Well spotted! Could there be leftovers of this in any of the demos or prototypes? This might be overthinking it, but Sonic Jam's Sonic World had five colours of Flickies: blue, red, purple, green and orange. In Sonic Adventure there are five categories of animals: Blue (normal) Red (power) Purple (fly) Green (run) Yellow (swim) Since blue is the standard Flicky colour, it would make sense for blue to be "normal". Maybe this is what they originally had in place? ---- On a related note, Sonic Advance has the exact same 15 animal species as Sonic Adventure. Some look about the same (gorilla, mole, deer, skunk) but others have different colours (kangaroo, elephant) and some have radically different designs (rabbit, peacock). Having the exact same species can't be a coincidence, so were Dimps working from outdated designs, like how an outdated Egg Carrier design was used in Sonic Pinball Party?

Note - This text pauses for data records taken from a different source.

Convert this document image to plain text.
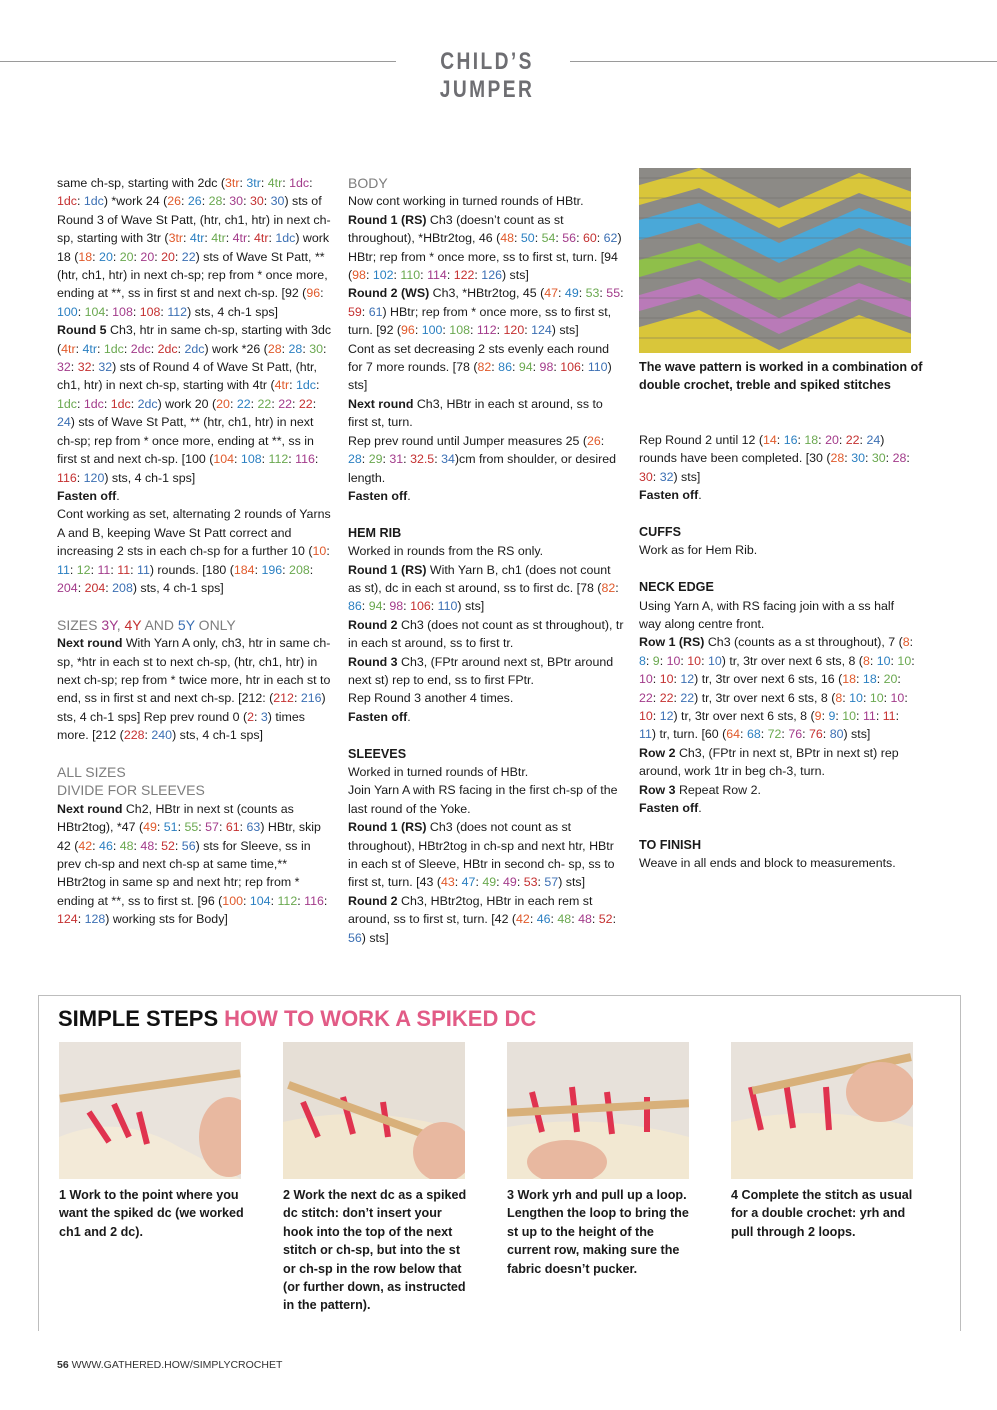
CHILD’S JUMPER

same ch-sp, starting with 2dc (3tr: 3tr: 4tr: 1dc: 1dc: 1dc) *work 24 (26: 26: 28: 30: 30: 30) sts of Round 3 of Wave St Patt, (htr, ch1, htr) in next ch-sp, starting with 3tr (3tr: 4tr: 4tr: 4tr: 4tr: 1dc) work 18 (18: 20: 20: 20: 20: 22) sts of Wave St Patt, ** (htr, ch1, htr) in next ch-sp; rep from * once more, ending at **, ss in first st and next ch-sp. [92 (96: 100: 104: 108: 108: 112) sts, 4 ch-1 sps]

Round 5 Ch3, htr in same ch-sp, starting with 3dc (4tr: 4tr: 1dc: 2dc: 2dc: 2dc) work *26 (28: 28: 30: 32: 32: 32) sts of Round 4 of Wave St Patt, (htr, ch1, htr) in next ch-sp, starting with 4tr (4tr: 1dc: 1dc: 1dc: 1dc: 2dc) work 20 (20: 22: 22: 22: 22: 24) sts of Wave St Patt, ** (htr, ch1, htr) in next ch-sp; rep from * once more, ending at **, ss in first st and next ch-sp. [100 (104: 108: 112: 116: 116: 120) sts, 4 ch-1 sps]

Fasten off.

Cont working as set, alternating 2 rounds of Yarns A and B, keeping Wave St Patt correct and increasing 2 sts in each ch-sp for a further 10 (10: 11: 12: 11: 11: 11) rounds. [180 (184: 196: 208: 204: 204: 208) sts, 4 ch-1 sps]

SIZES 3Y, 4Y AND 5Y ONLY

Next round With Yarn A only, ch3, htr in same ch-sp, *htr in each st to next ch-sp, (htr, ch1, htr) in next ch-sp; rep from * twice more, htr in each st to end, ss in first st and next ch-sp. [212: (212: 216) sts, 4 ch-1 sps] Rep prev round 0 (2: 3) times more. [212 (228: 240) sts, 4 ch-1 sps]

ALL SIZES

DIVIDE FOR SLEEVES

Next round Ch2, HBtr in next st (counts as HBtr2tog), *47 (49: 51: 55: 57: 61: 63) HBtr, skip 42 (42: 46: 48: 48: 52: 56) sts for Sleeve, ss in prev ch-sp and next ch-sp at same time,** HBtr2tog in same sp and next htr; rep from * ending at **, ss to first st. [96 (100: 104: 112: 116: 124: 128) working sts for Body]

BODY

Now cont working in turned rounds of HBtr.

Round 1 (RS) Ch3 (doesn’t count as st throughout), *HBtr2tog, 46 (48: 50: 54: 56: 60: 62) HBtr; rep from * once more, ss to first st, turn. [94 (98: 102: 110: 114: 122: 126) sts]

Round 2 (WS) Ch3, *HBtr2tog, 45 (47: 49: 53: 55: 59: 61) HBtr; rep from * once more, ss to first st, turn. [92 (96: 100: 108: 112: 120: 124) sts]

Cont as set decreasing 2 sts evenly each round for 7 more rounds. [78 (82: 86: 94: 98: 106: 110) sts]

Next round Ch3, HBtr in each st around, ss to first st, turn.

Rep prev round until Jumper measures 25 (26: 28: 29: 31: 32.5: 34)cm from shoulder, or desired length.

Fasten off.

HEM RIB

Worked in rounds from the RS only.

Round 1 (RS) With Yarn B, ch1 (does not count as st), dc in each st around, ss to first dc. [78 (82: 86: 94: 98: 106: 110) sts]

Round 2 Ch3 (does not count as st throughout), tr in each st around, ss to first tr.

Round 3 Ch3, (FPtr around next st, BPtr around next st) rep to end, ss to first FPtr.

Rep Round 3 another 4 times.

Fasten off.

SLEEVES

Worked in turned rounds of HBtr.

Join Yarn A with RS facing in the first ch-sp of the last round of the Yoke.

Round 1 (RS) Ch3 (does not count as st throughout), HBtr2tog in ch-sp and next htr, HBtr in each st of Sleeve, HBtr in second ch- sp, ss to first st, turn. [43 (43: 47: 49: 49: 53: 57) sts]

Round 2 Ch3, HBtr2tog, HBtr in each rem st around, ss to first st, turn. [42 (42: 46: 48: 48: 52: 56) sts]

The wave pattern is worked in a combination of double crochet, treble and spiked stitches

Rep Round 2 until 12 (14: 16: 18: 20: 22: 24) rounds have been completed. [30 (28: 30: 30: 28: 30: 32) sts]

Fasten off.

CUFFS

Work as for Hem Rib.

NECK EDGE

Using Yarn A, with RS facing join with a ss half way along centre front.

Row 1 (RS) Ch3 (counts as a st throughout), 7 (8: 8: 9: 10: 10: 10) tr, 3tr over next 6 sts, 8 (8: 10: 10: 10: 10: 12) tr, 3tr over next 6 sts, 16 (18: 18: 20: 22: 22: 22) tr, 3tr over next 6 sts, 8 (8: 10: 10: 10: 10: 12) tr, 3tr over next 6 sts, 8 (9: 9: 10: 11: 11: 11) tr, turn. [60 (64: 68: 72: 76: 76: 80) sts]

Row 2 Ch3, (FPtr in next st, BPtr in next st) rep around, work 1tr in beg ch-3, turn.

Row 3 Repeat Row 2.

Fasten off.

TO FINISH

Weave in all ends and block to measurements.

SIMPLE STEPS HOW TO WORK A SPIKED DC
1 Work to the point where you want the spiked dc (we worked ch1 and 2 dc).
2 Work the next dc as a spiked dc stitch: don’t insert your hook into the top of the next stitch or ch-sp, but into the st or ch-sp in the row below that (or further down, as instructed in the pattern).
3 Work yrh and pull up a loop. Lengthen the loop to bring the st up to the height of the current row, making sure the fabric doesn’t pucker.
4 Complete the stitch as usual for a double crochet: yrh and pull through 2 loops.
56 WWW.GATHERED.HOW/SIMPLYCROCHET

The true ending does use the correct (Sonic Adventure accurate) green for the kangaroo, and pink for the rabbit, but the latter's design (muzzle etc.) looks more like Pocky from the classic games. (In Sonic Rush's ending, they straight up do use a pink Pocky.) The ending also has two additional animals, one that appears to be Picky, the pig from the classic games, and a brown animal on the left whose design doesn't quite match Ricky or any of the SA1/SA2 animals.
You know, Cybershell recently tweeted some early Sonic Adventure screenshots that show more advanced lighting compared to what's in the final: https://twitter.com/Cybershell/status/1315039698385944576
I've noticed that, too. IMO just more evidence the Advance 1 REALLY wanted to be "Sonic Adventure in 2D".
the lighting on this reminds me of the baked vertex-lighting the original Spyro titles had. Lantern has several vars for lighting, but do we know if it would've supported this, or would've this been done through the aforementioned vertex lighting?
Nice. It's appreciated. When I was browsing I noticed that, we really don't have that many review scores for Sonic Adventure 2 at all, which is a shame. I find it interesting that after a dip for Sonic 3D and Sonic R magazine reviews for SA1 and SA2 are high again - but the low number of reviews for SA2 (dreamcast version) makes making that statement a little unbsubstantiated. Our scanner has arrived (perk of my wife's work - now we're working from home they've decided she needs one) so I will try to get my magazine collection shipped up from Birmingham as soon as local lockdown conditions permit that kind of travel.
They have to be added - we need people to volunteer their time to read magazines in our archive and add them to Sonic Adventure 2/Magazine articles. But there are thousands of files, and I try to prioritise the less popular games which aren't as likely to attract volunteers.